La lecture (4)
Dans une époque comme celle que nous vivons, les livres les plus inspirants, ceux qui peuvent le plus nous inspirer ne sont pas du tout les livres inspirés dont on parle toujours quand on parle de livres religieux mais ce sont souvent des livres modernes ou relativement modernes, peu anciens, qui, écrits par des gens inspirés comme je l'ai dit, peuvent nous donner l'occasion de nous transformer par le dedans sans nous enseigner.
II serait très important que les jeunes et les moins jeunes rencontrent dans leur vie quelques livres inspirants et pas simplement des livres enseignants. II est facile de distinguer le livre distrayant du livre enseignant car il est amusant tandis que le livre enseignant l'est moins.
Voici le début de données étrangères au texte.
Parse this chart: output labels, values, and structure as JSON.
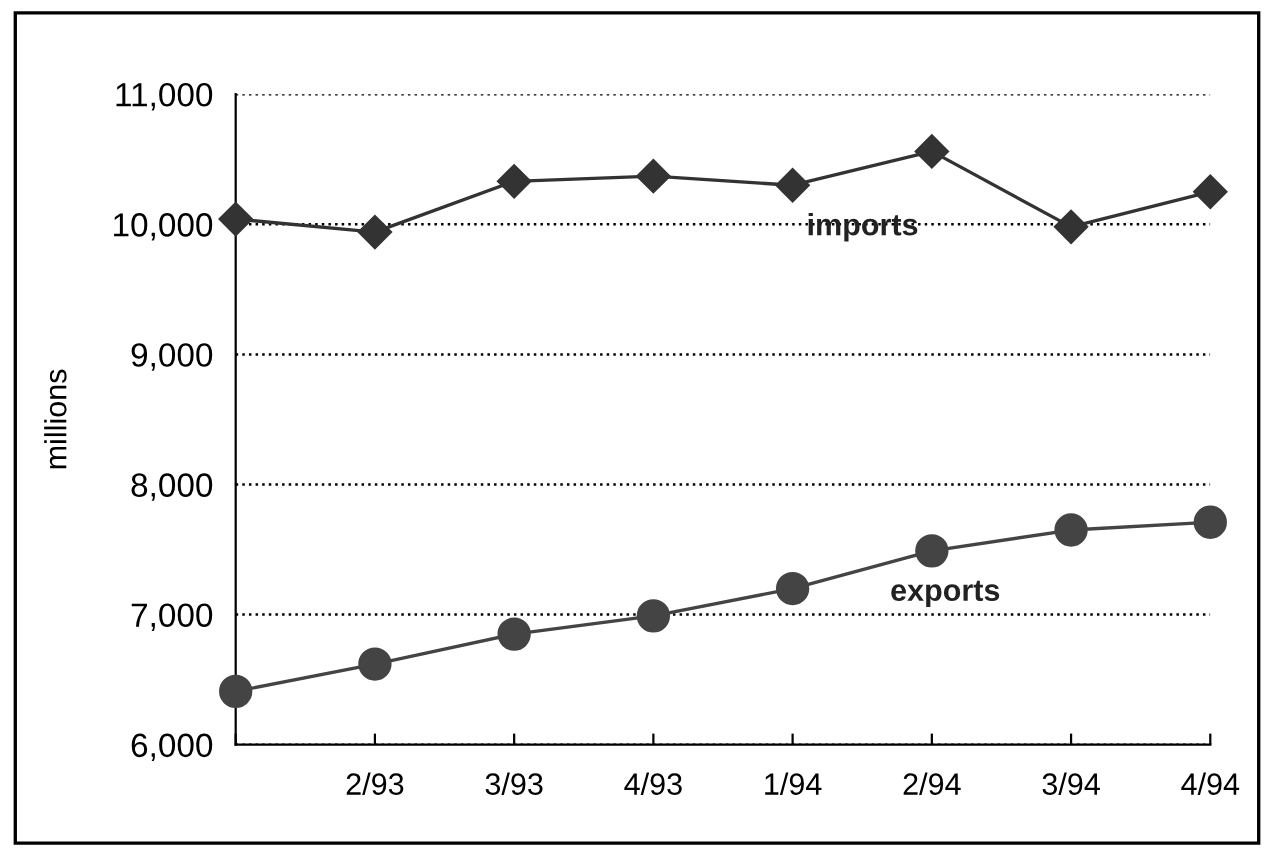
{
  "chart_data": {
    "type": "line",
    "ylabel": "millions",
    "categories": [
      null,
      "2/93",
      "3/93",
      "4/93",
      "1/94",
      "2/94",
      "3/94",
      "4/94"
    ],
    "series": [
      {
        "name": "imports",
        "color": "#333333",
        "marker": "diamond",
        "values": [
          10040,
          9940,
          10330,
          10370,
          10300,
          10560,
          9980,
          10250
        ]
      },
      {
        "name": "exports",
        "color": "#444444",
        "marker": "circle",
        "values": [
          6410,
          6620,
          6850,
          6990,
          7200,
          7490,
          7650,
          7710
        ]
      }
    ],
    "ylim": [
      6000,
      11000
    ],
    "yticks": [
      {
        "value": 6000,
        "label": "6,000"
      },
      {
        "value": 7000,
        "label": "7,000"
      },
      {
        "value": 8000,
        "label": "8,000"
      },
      {
        "value": 9000,
        "label": "9,000"
      },
      {
        "value": 10000,
        "label": "10,000"
      },
      {
        "value": 11000,
        "label": "11,000"
      }
    ],
    "grid": "y",
    "legend": false,
    "line_style": "solid"
  }
}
Il est plus difficile de découvrir la différence entre un livre enseignant et un livre inspirant parce que ça suppose des conditions intérieures qui ne sont pas toujours réalisées
dans celui qui lit et qu'on ne peut pas lui donner du dehors. On peut dire à quelqu'un d'être attentif, de prendre des notes, de relire... pour comprendre et digérer un livre enseignant. Mais si on lui dit la même chose pour un livre inspirant ça ne veut pas dire du tout qu'il atteindra le niveau de l'inspiration. II pourra retenir les chapitres, entendre les belles descriptions, l'histoire du roman, voir tout ce que vous voudrez, ce ne sera pas encore un livre inspirant parce que ça restera une histoire qui lui sera extérieure.
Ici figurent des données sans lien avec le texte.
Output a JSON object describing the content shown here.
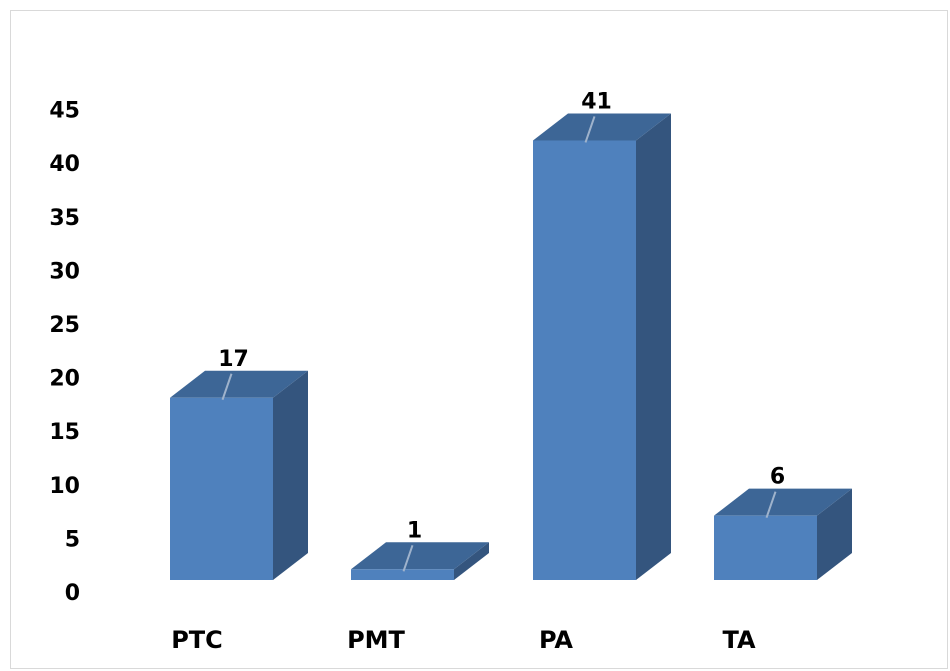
{
  "chart_data": {
    "type": "bar",
    "style": "3d-column",
    "categories": [
      "PTC",
      "PMT",
      "PA",
      "TA"
    ],
    "values": [
      17,
      1,
      41,
      6
    ],
    "data_labels": [
      "17",
      "1",
      "41",
      "6"
    ],
    "ylim": [
      0,
      45
    ],
    "yticks": [
      0,
      5,
      10,
      15,
      20,
      25,
      30,
      35,
      40,
      45
    ],
    "title": "",
    "xlabel": "",
    "ylabel": "",
    "grid": false,
    "legend": "none",
    "colors": {
      "front": "#4f81bd",
      "top": "#3d6696",
      "side": "#34557e",
      "leader": "#9fb3cc"
    }
  }
}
Pour qu'un livre devienne inspirant, il faut qu'il lui devienne intime. Il faut d'une certaine manière qu'il en soit possédé, comme en a été possédé l'auteur quand il l'a écrit car pour que l'auteur soit inspiré, je ne vous l'ai pas encore dit, il faut qu'il soit "possédé", possédé par quelque chose qui vient de lui, qui l'explique et qui lui permet de se développer. Pour pouvoir lire un livre inspirant, il faut arriver à en être possédé, c'est-à-dire que ce ne sont plus les détails qui intéressent mais quelque chose de plus intime qui nous prend par le dedans, qui nous révèle à nous-mêmes et nous rend présents à nous-mêmes.
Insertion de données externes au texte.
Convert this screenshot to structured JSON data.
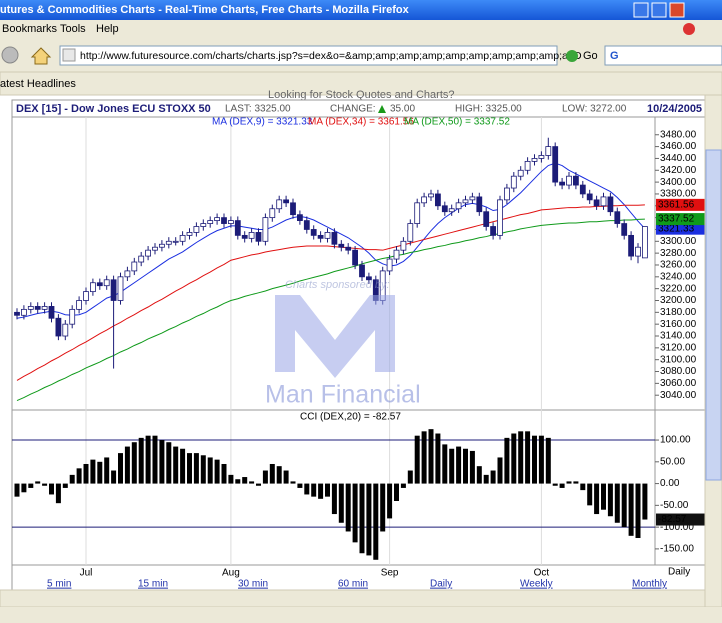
{
  "browser": {
    "window_title": "utures & Commodities Charts - Real-Time Charts, Free Charts - Mozilla Firefox",
    "menu": [
      "Bookmarks",
      "Tools",
      "Help"
    ],
    "url": "http://www.futuresource.com/charts/charts.jsp?s=dex&o=&amp;amp;amp;amp;amp;amp;amp;amp;amp;a=D",
    "go": "Go",
    "bookmark": "atest Headlines"
  },
  "page": {
    "promo": "Looking for Stock Quotes and Charts?",
    "links": [
      "5 min",
      "15 min",
      "30 min",
      "60 min",
      "Daily",
      "Weekly",
      "Monthly"
    ]
  },
  "watermark": {
    "sponsor": "Charts sponsored by:",
    "brand": "Man Financial"
  },
  "chart_data": [
    {
      "type": "candlestick",
      "title": "DEX [15] - Dow Jones ECU STOXX 50",
      "last": "LAST: 3325.00",
      "change_label": "CHANGE:",
      "change": "35.00",
      "high_label": "HIGH: 3325.00",
      "low_label": "LOW: 3272.00",
      "date": "10/24/2005",
      "period": "Daily",
      "up_color": "#ffffff",
      "down_color": "#1c1c78",
      "categories": [
        null,
        null,
        null,
        null,
        null,
        null,
        null,
        null,
        null,
        null,
        "Jul",
        null,
        null,
        null,
        null,
        null,
        null,
        null,
        null,
        null,
        null,
        null,
        null,
        null,
        null,
        null,
        null,
        null,
        null,
        null,
        null,
        "Aug",
        null,
        null,
        null,
        null,
        null,
        null,
        null,
        null,
        null,
        null,
        null,
        null,
        null,
        null,
        null,
        null,
        null,
        null,
        null,
        null,
        null,
        null,
        "Sep",
        null,
        null,
        null,
        null,
        null,
        null,
        null,
        null,
        null,
        null,
        null,
        null,
        null,
        null,
        null,
        null,
        null,
        null,
        null,
        null,
        null,
        "Oct",
        null,
        null,
        null,
        null,
        null,
        null,
        null,
        null,
        null,
        null,
        null,
        null,
        null,
        null,
        null
      ],
      "open": [
        3180,
        3175,
        3185,
        3190,
        3185,
        3190,
        3170,
        3140,
        3160,
        3185,
        3200,
        3215,
        3230,
        3225,
        3235,
        3200,
        3240,
        3250,
        3265,
        3275,
        3285,
        3290,
        3295,
        3300,
        3300,
        3310,
        3315,
        3325,
        3330,
        3335,
        3340,
        3330,
        3335,
        3310,
        3305,
        3315,
        3300,
        3340,
        3355,
        3370,
        3365,
        3345,
        3335,
        3320,
        3310,
        3305,
        3315,
        3295,
        3290,
        3285,
        3260,
        3240,
        3235,
        3200,
        3250,
        3270,
        3285,
        3300,
        3330,
        3365,
        3375,
        3380,
        3360,
        3350,
        3355,
        3365,
        3370,
        3375,
        3350,
        3325,
        3310,
        3370,
        3390,
        3410,
        3420,
        3435,
        3440,
        3445,
        3460,
        3400,
        3395,
        3410,
        3395,
        3380,
        3370,
        3360,
        3375,
        3350,
        3330,
        3310,
        3275,
        3272
      ],
      "high": [
        3187,
        3192,
        3197,
        3197,
        3197,
        3197,
        3177,
        3167,
        3192,
        3207,
        3222,
        3237,
        3237,
        3242,
        3242,
        3247,
        3257,
        3272,
        3282,
        3292,
        3297,
        3302,
        3307,
        3307,
        3317,
        3322,
        3332,
        3337,
        3342,
        3347,
        3347,
        3342,
        3342,
        3317,
        3322,
        3322,
        3347,
        3362,
        3377,
        3377,
        3372,
        3352,
        3342,
        3327,
        3317,
        3322,
        3322,
        3302,
        3297,
        3292,
        3267,
        3247,
        3242,
        3257,
        3277,
        3292,
        3307,
        3337,
        3372,
        3382,
        3387,
        3387,
        3367,
        3362,
        3372,
        3377,
        3382,
        3382,
        3357,
        3332,
        3377,
        3397,
        3417,
        3427,
        3442,
        3447,
        3452,
        3475,
        3467,
        3407,
        3417,
        3417,
        3402,
        3387,
        3377,
        3382,
        3382,
        3357,
        3337,
        3317,
        3297,
        3325
      ],
      "low": [
        3168,
        3168,
        3178,
        3178,
        3178,
        3163,
        3133,
        3133,
        3153,
        3178,
        3193,
        3208,
        3218,
        3218,
        3085,
        3193,
        3233,
        3243,
        3258,
        3268,
        3278,
        3283,
        3288,
        3293,
        3293,
        3303,
        3308,
        3318,
        3323,
        3328,
        3323,
        3323,
        3303,
        3298,
        3298,
        3293,
        3293,
        3333,
        3348,
        3358,
        3338,
        3328,
        3313,
        3303,
        3298,
        3298,
        3288,
        3283,
        3278,
        3253,
        3233,
        3228,
        3193,
        3193,
        3243,
        3263,
        3278,
        3293,
        3323,
        3358,
        3368,
        3353,
        3343,
        3343,
        3348,
        3358,
        3363,
        3343,
        3318,
        3303,
        3303,
        3363,
        3383,
        3403,
        3413,
        3428,
        3433,
        3438,
        3393,
        3388,
        3388,
        3388,
        3373,
        3363,
        3353,
        3353,
        3343,
        3323,
        3303,
        3268,
        3263,
        3272
      ],
      "close": [
        3175,
        3185,
        3190,
        3185,
        3190,
        3170,
        3140,
        3160,
        3185,
        3200,
        3215,
        3230,
        3225,
        3235,
        3200,
        3240,
        3250,
        3265,
        3275,
        3285,
        3290,
        3295,
        3300,
        3300,
        3310,
        3315,
        3325,
        3330,
        3335,
        3340,
        3330,
        3335,
        3310,
        3305,
        3315,
        3300,
        3340,
        3355,
        3370,
        3365,
        3345,
        3335,
        3320,
        3310,
        3305,
        3315,
        3295,
        3290,
        3285,
        3260,
        3240,
        3235,
        3200,
        3250,
        3270,
        3285,
        3300,
        3330,
        3365,
        3375,
        3380,
        3360,
        3350,
        3355,
        3365,
        3370,
        3375,
        3350,
        3325,
        3310,
        3370,
        3390,
        3410,
        3420,
        3435,
        3440,
        3445,
        3460,
        3400,
        3395,
        3410,
        3395,
        3380,
        3370,
        3360,
        3375,
        3350,
        3330,
        3310,
        3275,
        3290,
        3325
      ],
      "series": [
        {
          "name": "MA (DEX,9) = 3321.33",
          "color": "#1a2ee0",
          "values": [
            3170,
            3172,
            3175,
            3178,
            3180,
            3182,
            3180,
            3176,
            3175,
            3176,
            3180,
            3188,
            3196,
            3204,
            3208,
            3214,
            3222,
            3230,
            3238,
            3246,
            3254,
            3262,
            3270,
            3276,
            3282,
            3290,
            3298,
            3305,
            3312,
            3318,
            3322,
            3326,
            3326,
            3324,
            3322,
            3320,
            3320,
            3324,
            3330,
            3336,
            3340,
            3342,
            3340,
            3336,
            3330,
            3324,
            3318,
            3312,
            3306,
            3298,
            3290,
            3280,
            3268,
            3262,
            3258,
            3260,
            3266,
            3276,
            3290,
            3304,
            3318,
            3330,
            3340,
            3348,
            3356,
            3362,
            3364,
            3362,
            3358,
            3352,
            3354,
            3362,
            3372,
            3382,
            3394,
            3406,
            3418,
            3428,
            3432,
            3428,
            3420,
            3414,
            3408,
            3402,
            3396,
            3390,
            3384,
            3374,
            3362,
            3348,
            3334,
            3321.33
          ]
        },
        {
          "name": "MA (DEX,34) = 3361.56",
          "color": "#e01010",
          "values": [
            3065,
            3072,
            3078,
            3085,
            3091,
            3098,
            3104,
            3111,
            3117,
            3124,
            3130,
            3137,
            3144,
            3150,
            3157,
            3163,
            3170,
            3176,
            3183,
            3189,
            3196,
            3202,
            3209,
            3216,
            3222,
            3229,
            3235,
            3242,
            3248,
            3255,
            3261,
            3268,
            3271,
            3274,
            3277,
            3279,
            3282,
            3284,
            3286,
            3288,
            3290,
            3291,
            3292,
            3292,
            3292,
            3292,
            3291,
            3290,
            3289,
            3288,
            3287,
            3286,
            3286,
            3285,
            3288,
            3291,
            3294,
            3297,
            3300,
            3303,
            3306,
            3309,
            3312,
            3315,
            3318,
            3321,
            3324,
            3327,
            3330,
            3333,
            3336,
            3339,
            3342,
            3345,
            3347,
            3350,
            3353,
            3354,
            3355,
            3356,
            3357,
            3357,
            3358,
            3358,
            3359,
            3359,
            3360,
            3360,
            3361,
            3361,
            3361,
            3361.56
          ]
        },
        {
          "name": "MA (DEX,50) = 3337.52",
          "color": "#0f9a1a",
          "values": [
            3031,
            3036,
            3042,
            3047,
            3053,
            3058,
            3064,
            3069,
            3075,
            3080,
            3086,
            3091,
            3096,
            3102,
            3107,
            3113,
            3118,
            3124,
            3129,
            3135,
            3140,
            3145,
            3151,
            3156,
            3162,
            3167,
            3173,
            3178,
            3184,
            3189,
            3195,
            3200,
            3203,
            3207,
            3210,
            3213,
            3216,
            3220,
            3223,
            3226,
            3229,
            3233,
            3236,
            3239,
            3242,
            3245,
            3249,
            3252,
            3255,
            3258,
            3262,
            3265,
            3268,
            3271,
            3273,
            3276,
            3278,
            3281,
            3283,
            3286,
            3288,
            3291,
            3293,
            3296,
            3298,
            3301,
            3303,
            3306,
            3308,
            3311,
            3313,
            3316,
            3318,
            3321,
            3323,
            3325,
            3327,
            3328,
            3329,
            3330,
            3331,
            3331,
            3332,
            3333,
            3333,
            3334,
            3335,
            3335,
            3336,
            3336,
            3337,
            3337.52
          ]
        }
      ],
      "ylim": [
        3015,
        3510
      ],
      "yticks": [
        {
          "value": 3480,
          "label": "3480.00"
        },
        {
          "value": 3460,
          "label": "3460.00"
        },
        {
          "value": 3440,
          "label": "3440.00"
        },
        {
          "value": 3420,
          "label": "3420.00"
        },
        {
          "value": 3400,
          "label": "3400.00"
        },
        {
          "value": 3380,
          "label": "3380.00"
        },
        {
          "value": 3360,
          "label": "3360.00"
        },
        {
          "value": 3340,
          "label": "3340.00"
        },
        {
          "value": 3320,
          "label": "3320.00"
        },
        {
          "value": 3300,
          "label": "3300.00"
        },
        {
          "value": 3280,
          "label": "3280.00"
        },
        {
          "value": 3260,
          "label": "3260.00"
        },
        {
          "value": 3240,
          "label": "3240.00"
        },
        {
          "value": 3220,
          "label": "3220.00"
        },
        {
          "value": 3200,
          "label": "3200.00"
        },
        {
          "value": 3180,
          "label": "3180.00"
        },
        {
          "value": 3160,
          "label": "3160.00"
        },
        {
          "value": 3140,
          "label": "3140.00"
        },
        {
          "value": 3120,
          "label": "3120.00"
        },
        {
          "value": 3100,
          "label": "3100.00"
        },
        {
          "value": 3080,
          "label": "3080.00"
        },
        {
          "value": 3060,
          "label": "3060.00"
        },
        {
          "value": 3040,
          "label": "3040.00"
        }
      ],
      "grid": true
    },
    {
      "type": "bar",
      "title": "CCI (DEX,20) = -82.57",
      "color": "#000000",
      "levels": [
        100,
        -100
      ],
      "values": [
        -30,
        -20,
        -10,
        5,
        -5,
        -25,
        -45,
        -10,
        20,
        35,
        45,
        55,
        50,
        60,
        30,
        70,
        85,
        95,
        105,
        110,
        110,
        100,
        95,
        85,
        80,
        70,
        70,
        65,
        60,
        55,
        45,
        20,
        10,
        15,
        5,
        -5,
        30,
        45,
        40,
        30,
        5,
        -10,
        -25,
        -30,
        -35,
        -30,
        -70,
        -90,
        -110,
        -135,
        -160,
        -165,
        -175,
        -110,
        -80,
        -40,
        -10,
        30,
        110,
        120,
        125,
        115,
        90,
        80,
        85,
        80,
        75,
        40,
        20,
        30,
        60,
        105,
        115,
        120,
        120,
        110,
        110,
        105,
        -5,
        -10,
        5,
        5,
        -15,
        -50,
        -70,
        -60,
        -75,
        -90,
        -100,
        -120,
        -125,
        -82.57
      ],
      "ylim": [
        -187,
        169
      ],
      "yticks": [
        {
          "value": 100,
          "label": "100.00"
        },
        {
          "value": 50,
          "label": "50.00"
        },
        {
          "value": 0,
          "label": "0.00"
        },
        {
          "value": -50,
          "label": "-50.00"
        },
        {
          "value": -100,
          "label": "-100.00"
        },
        {
          "value": -150,
          "label": "-150.00"
        }
      ]
    }
  ]
}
C'est bien vers 20 ans qu'on commence à naître et que la lecture de livres de ce genre est capitale parce que, autrement, surtout dans une société païenne comme celle où nous vivons, nous n'arriverons jamais à autre chose qu'à mettre notre vie sur le plan de la fonction, au lieu d'arriver au plan de la mission. Il n'y a pas de vie spirituelle, de foi, sans mission. On peut avoir une idéologie, croire en quelque chose, un idéal politique ou autre, sur le plan de la fonction. La fonction explicite et réalise l'idéologie de l'action. On ne peut pas avoir vraiment la foi sans avoir une mission. La mission est la forme concrète, pratique, visible, extérieure, active de la foi.
Pour bien distinguer entre la foi, la mission et la fonction, il faut très certainement rencontrer un livre témoignant, un livre inspirant parce qu'il y a un ordre dans lequel on doit intervenir. On parle souvent en théologie de la distinction entre nature et surnature. II doit bien y avoir quelque chose de vrai là-dessous
mais incontestablement, avant même de vouloir faire de la théologie de cette façon, il y a des ordres de grandeur dans la nature humaine proprement dite, en particulier celui que je suis en train de vous indiquer : le niveau de l'enseignement où l'homme n'est capable que d'apprendre et le niveau où il est capable de vivre, de se nourrir.